Leo Vo
Leo Vo

Reputation: 10330

What cases to use Application Domain?

I read the concept about Application Domain in .NET. However, I don't know when to use it. A application domain is working as a thread in a process. A process will have more than or equal one application domain. However, I can deploy a process with multi-threading without using application domain.

Anyone can tell some examples to use it in practice. There are source code for examples are good. And I wonder that there are any Microsoft's applications to use this technology.

Thanks.

Upvotes: 4

Views: 870

Answers (3)

Polity
Polity

Reputation: 15130

MSDN really gives a clear picture here of what AppDomains are actually for: http://msdn.microsoft.com/en-us/library/system.appdomain.aspx

Application domains, which are represented by AppDomain objects, help provide isolation, unloading, and security boundaries for executing managed code.

Use application domains to isolate tasks that might bring down a process. If the state of the AppDomain that's executing a task becomes unstable, the AppDomain can be unloaded without affecting the process. This is important when a process must run for long periods without restarting. You can also use application domains to isolate tasks that should not share data.

If an assembly is loaded into the default application domain, it cannot be unloaded from memory while the process is running. However, if you open a second application domain to load and execute the assembly, the assembly is unloaded when that application domain is unloaded. Use this technique to minimize the working set of long-running processes that occasionally use large DLLs.

Upvotes: 2

Zenwalker
Zenwalker

Reputation: 1919

I would like to explain the usage of AppDomains in a real world design problem from one of my earlier project.

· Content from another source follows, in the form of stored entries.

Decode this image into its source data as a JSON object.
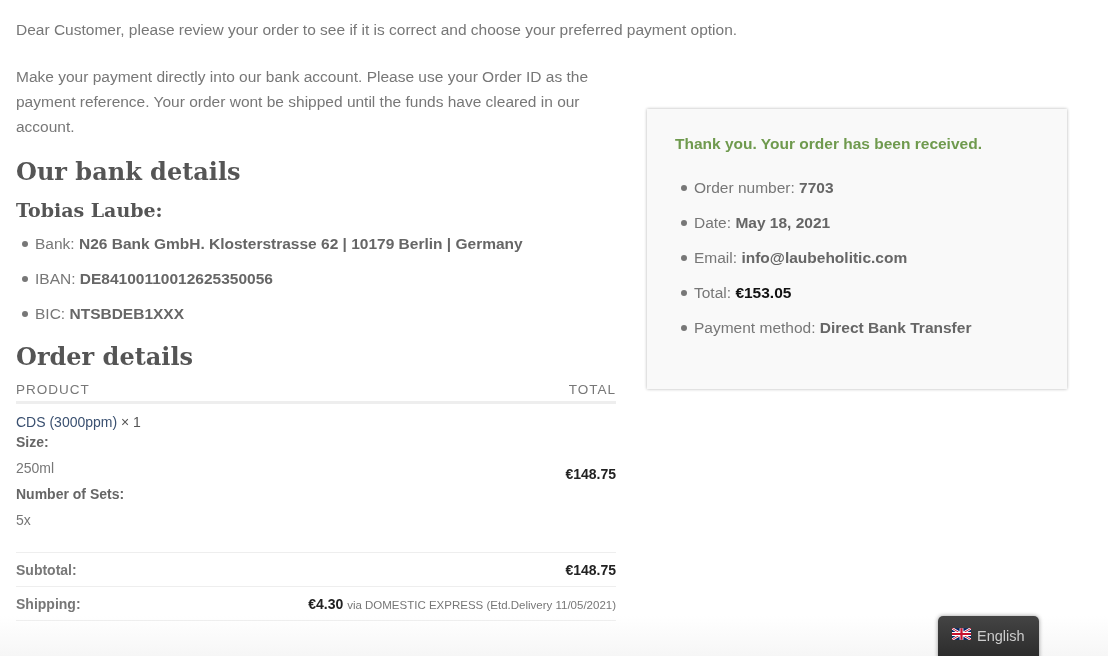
{
  "intro": "Dear Customer, please review your order to see if it is correct and choose your preferred payment option.",
  "instructions": "Make your payment directly into our bank account. Please use your Order ID as the payment reference. Your order wont be shipped until the funds have cleared in our account.",
  "bank_heading": "Our bank details",
  "account_name": "Tobias Laube:",
  "bank_details": [
    {
      "label": "Bank:",
      "value": "N26 Bank GmbH. Klosterstrasse 62 | 10179 Berlin | Germany"
    },
    {
      "label": "IBAN:",
      "value": "DE84100110012625350056"
    },
    {
      "label": "BIC:",
      "value": "NTSBDEB1XXX"
    }
  ],
  "order_heading": "Order details",
  "table": {
    "columns": [
      "PRODUCT",
      "TOTAL"
    ],
    "item": {
      "product": "CDS (3000ppm)",
      "quantity": "× 1",
      "meta": [
        {
          "label": "Size:",
          "value": "250ml"
        },
        {
          "label": "Number of Sets:",
          "value": "5x"
        }
      ],
      "total": "€148.75"
    },
    "totals": [
      {
        "label": "Subtotal:",
        "amount": "€148.75"
      },
      {
        "label": "Shipping:",
        "amount": "€4.30",
        "note": "via DOMESTIC EXPRESS (Etd.Delivery 11/05/2021)"
      }
    ]
  },
  "confirmation": {
    "title": "Thank you. Your order has been received.",
    "items": [
      {
        "label": "Order number:",
        "value": "7703",
        "strong": false
      },
      {
        "label": "Date:",
        "value": "May 18, 2021",
        "strong": false
      },
      {
        "label": "Email:",
        "value": "info@laubeholitic.com",
        "strong": false
      },
      {
        "label": "Total:",
        "value": "€153.05",
        "strong": true
      },
      {
        "label": "Payment method:",
        "value": "Direct Bank Transfer",
        "strong": false
      }
    ]
  },
  "language_switcher": {
    "label": "English"
  }
}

Basically that project is a port scanner for some information. So we had 6 ports, and we are suppose to scan 6 ports in parallel. Of course we could have used threads, but then isolation would not be possible at all. We wanted every port functionality i.e scanning should be completely isolated and even its data storage and other functionality to be independent.

So what we did was, we used AppDomain concept in loading on of our dll which does this scanning job and few more (proprietary logics) into 6 AppDomains we had created for each port. Infact, this dll spawns more thread internally to do various jobs once you scan the port for some data. Hence we have completely isolated each port scanning and when user wants to stop scanning for one of the port (via UI selection) then we just have to gracefully unload this AppDomain.

Hope it was some help to you :)

Upvotes: 2

Toto
Toto

Reputation: 56

If you load a dll in your main AppDOmain you can't unlod it. But if you load the .dll in an AppDOmain you can unload the AppDomain and so unload the dll. Like that you can load and unload dll.

And with Addin I saw that you can load plugin in AppDomain with security, in order that the plugin can not compromise the main software security.